The Ancient Greeks still have an influence over Eleven Plus mathematics today.

There is a legend that the Athenians sent a deputation to the oracle at Delos to inquire how they might save themselves from a plague that was ravaging the city. They were instructed to double the size of the altar of Apollo.

The altar, as you will recall from your studies of the Ancient Greeks at school, was cubical in shape. (A cube!)

So the Athenians built a new altar twice as large in each direction. The new altar was eight times the volume of the original.

The gods were un-amused. The plague continued.

Some good Eleven Plus candidates will be able to solve this problem.

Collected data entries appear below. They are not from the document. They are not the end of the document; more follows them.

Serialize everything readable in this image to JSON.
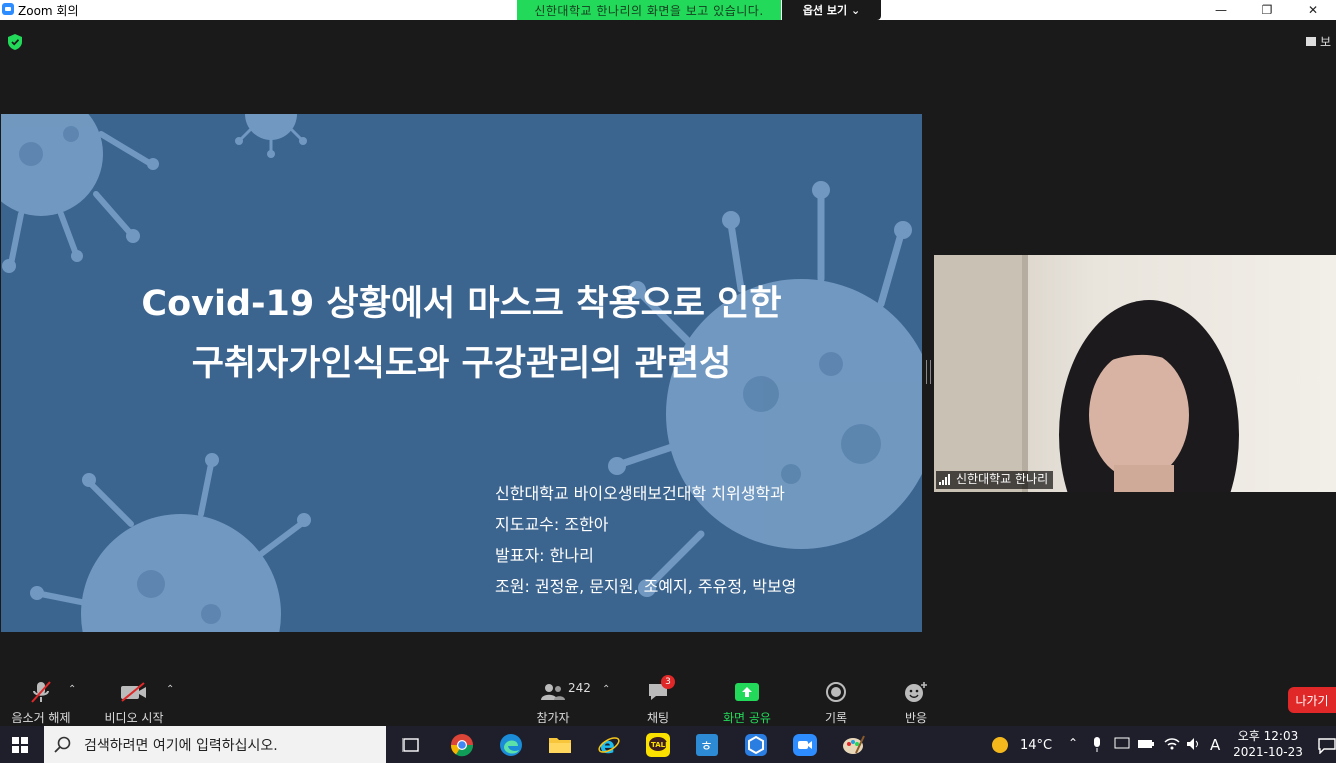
{
  "window": {
    "title": "Zoom 회의",
    "controls": {
      "minimize": "—",
      "restore": "❐",
      "close": "✕"
    }
  },
  "share_banner": {
    "text": "신한대학교 한나리의 화면을 보고 있습니다.",
    "view_options": "옵션 보기 ⌄",
    "color": "#23d959"
  },
  "top": {
    "view_label": "보"
  },
  "slide": {
    "background": "#3b648f",
    "title_lines": [
      "Covid-19 상황에서 마스크 착용으로 인한",
      "구취자가인식도와 구강관리의 관련성"
    ],
    "info_lines": [
      "신한대학교 바이오생태보건대학 치위생학과",
      "지도교수: 조한아",
      "발표자: 한나리",
      "조원: 권정윤, 문지원, 조예지, 주유정, 박보영"
    ]
  },
  "video": {
    "participant_name": "신한대학교 한나리"
  },
  "toolbar": {
    "unmute": "음소거 해제",
    "start_video": "비디오 시작",
    "participants_count": "242",
    "participants": "참가자",
    "chat": "채팅",
    "chat_badge": "3",
    "share_screen": "화면 공유",
    "record": "기록",
    "reactions": "반응",
    "leave": "나가기",
    "accent_green": "#23d959",
    "leave_color": "#e02828"
  },
  "taskbar": {
    "search_placeholder": "검색하려면 여기에 입력하십시오.",
    "weather": "14°C",
    "ime": "A",
    "time": "오후 12:03",
    "date": "2021-10-23"
  }
}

A different sort of question could be put to an equally able Eleven Plus child:

“Which fits better, a round peg in a square hole or a square peg in a round hole?

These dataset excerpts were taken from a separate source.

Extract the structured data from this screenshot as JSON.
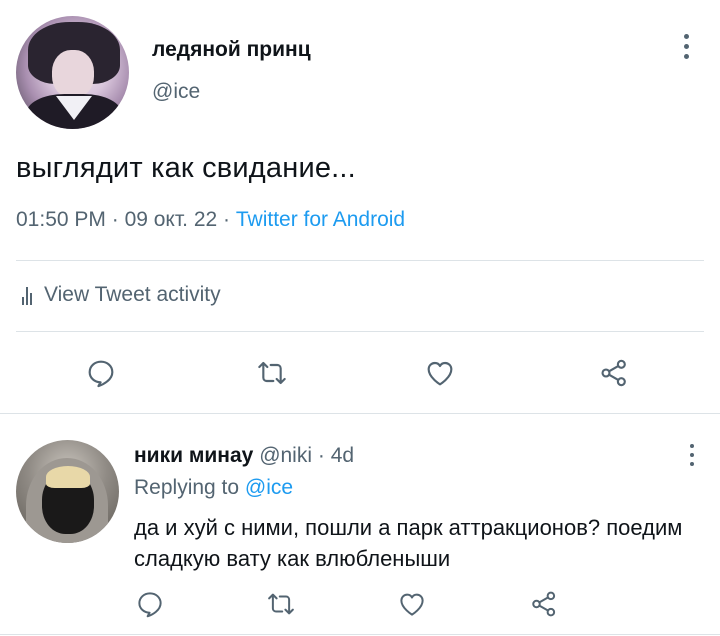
{
  "tweet": {
    "display_name": "ледяной принц",
    "handle": "@ice",
    "text": "выглядит как свидание...",
    "time": "01:50 PM",
    "date": "09 окт. 22",
    "source": "Twitter for Android",
    "activity_label": "View Tweet activity",
    "actions": [
      "reply-icon",
      "retweet-icon",
      "like-icon",
      "share-icon"
    ]
  },
  "reply": {
    "display_name": "ники минау",
    "handle": "@niki",
    "age": "4d",
    "replying_prefix": "Replying to",
    "replying_to": "@ice",
    "text": "да и хуй с ними, пошли а парк аттракционов? поедим сладкую вату как влюбленыши",
    "actions": [
      "reply-icon",
      "retweet-icon",
      "like-icon",
      "share-icon"
    ]
  },
  "colors": {
    "text": "#0f1419",
    "secondary": "#536471",
    "link": "#1d9bf0",
    "divider": "#dde3e7"
  }
}
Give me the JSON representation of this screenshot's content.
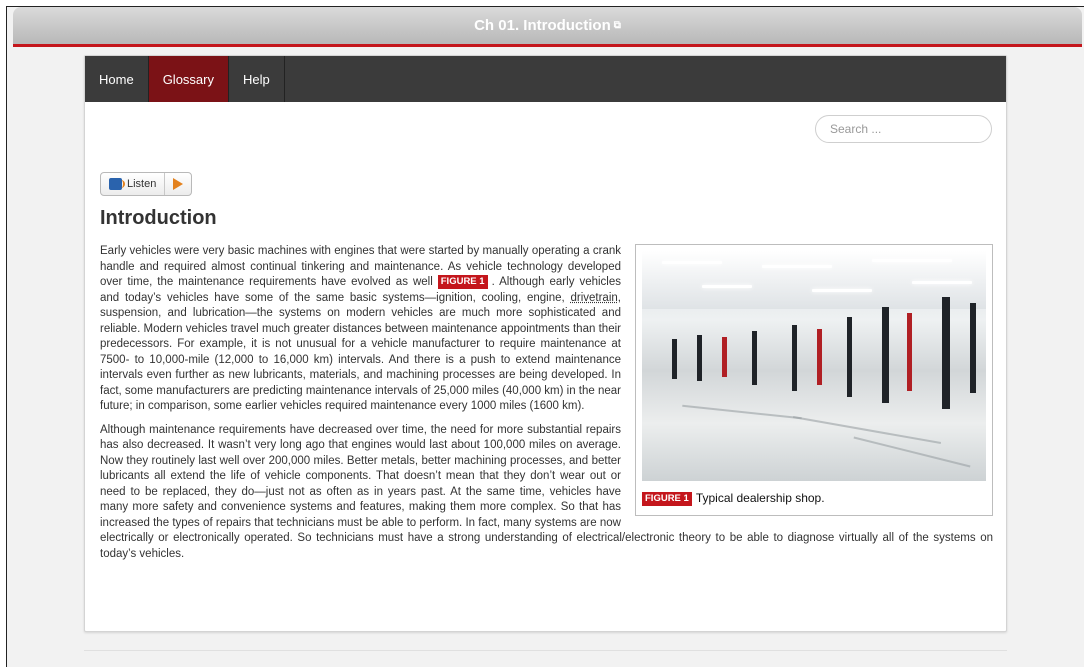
{
  "window": {
    "title": "Ch 01. Introduction",
    "external_link_glyph": "⧉"
  },
  "nav": {
    "items": [
      {
        "label": "Home"
      },
      {
        "label": "Glossary"
      },
      {
        "label": "Help"
      }
    ],
    "active": "Glossary"
  },
  "search": {
    "placeholder": "Search ..."
  },
  "listen": {
    "label": "Listen",
    "play_icon": "play-icon",
    "speaker_icon": "speaker-icon"
  },
  "page": {
    "heading": "Introduction"
  },
  "figure": {
    "badge": "FIGURE 1",
    "caption": "Typical dealership shop.",
    "image_icon": "dealership-shop-photo"
  },
  "body": {
    "p1_a": "Early vehicles were very basic machines with engines that were started by manually operating a crank handle and required almost continual tinkering and maintenance. As vehicle technology developed over time, the maintenance requirements have evolved as well ",
    "p1_badge": "FIGURE 1",
    "p1_b": ". Although early vehicles and today’s vehicles have some of the same basic systems—ignition, cooling, engine, ",
    "p1_term": "drivetrain",
    "p1_c": ", suspension, and lubrication—the systems on modern vehicles are much more sophisticated and reliable. Modern vehicles travel much greater distances between maintenance appointments than their predecessors. For example, it is not unusual for a vehicle manufacturer to require maintenance at 7500- to 10,000-mile (12,000 to 16,000 km) intervals. And there is a push to extend maintenance intervals even further as new lubricants, materials, and machining processes are being developed. In fact, some manufacturers are predicting maintenance intervals of 25,000 miles (40,000 km) in the near future; in comparison, some earlier vehicles required maintenance every 1000 miles (1600 km).",
    "p2": "Although maintenance requirements have decreased over time, the need for more substantial repairs has also decreased. It wasn’t very long ago that engines would last about 100,000 miles on average. Now they routinely last well over 200,000 miles. Better metals, better machining processes, and better lubricants all extend the life of vehicle components. That doesn’t mean that they don’t wear out or need to be replaced, they do—just not as often as in years past. At the same time, vehicles have many more safety and convenience systems and features, making them more complex. So that has increased the types of repairs that technicians must be able to perform. In fact, many systems are now electrically or electronically operated. So technicians must have a strong understanding of electrical/electronic theory to be able to diagnose virtually all of the systems on today’s vehicles."
  },
  "colors": {
    "accent_red": "#c4161c",
    "nav_bg": "#3b3b3b",
    "nav_active": "#7b1216"
  }
}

Your bright Eleven Plus child will look forward to the `hard’ questions towards the end of the paper. You will have covered ratio, area of a circle, and possibly used the word `circumscribed’ at some stage.

Your bright and highly motivated child may be able to work out that the problem is actually asking the question:

Which is larger, the ratio of the area of a circle to a circumscribed square, or the area of a square to a circumscribed circle?

If you are working in two dimensions the ratio is π/4 and 2/ π.

Thus a round peg fits better into a square hole than a square peg fits into round hole.

I am not sure if questions on ratio will be expressed in terms of altars or round pegs – but surely it is better to be safe than sorry.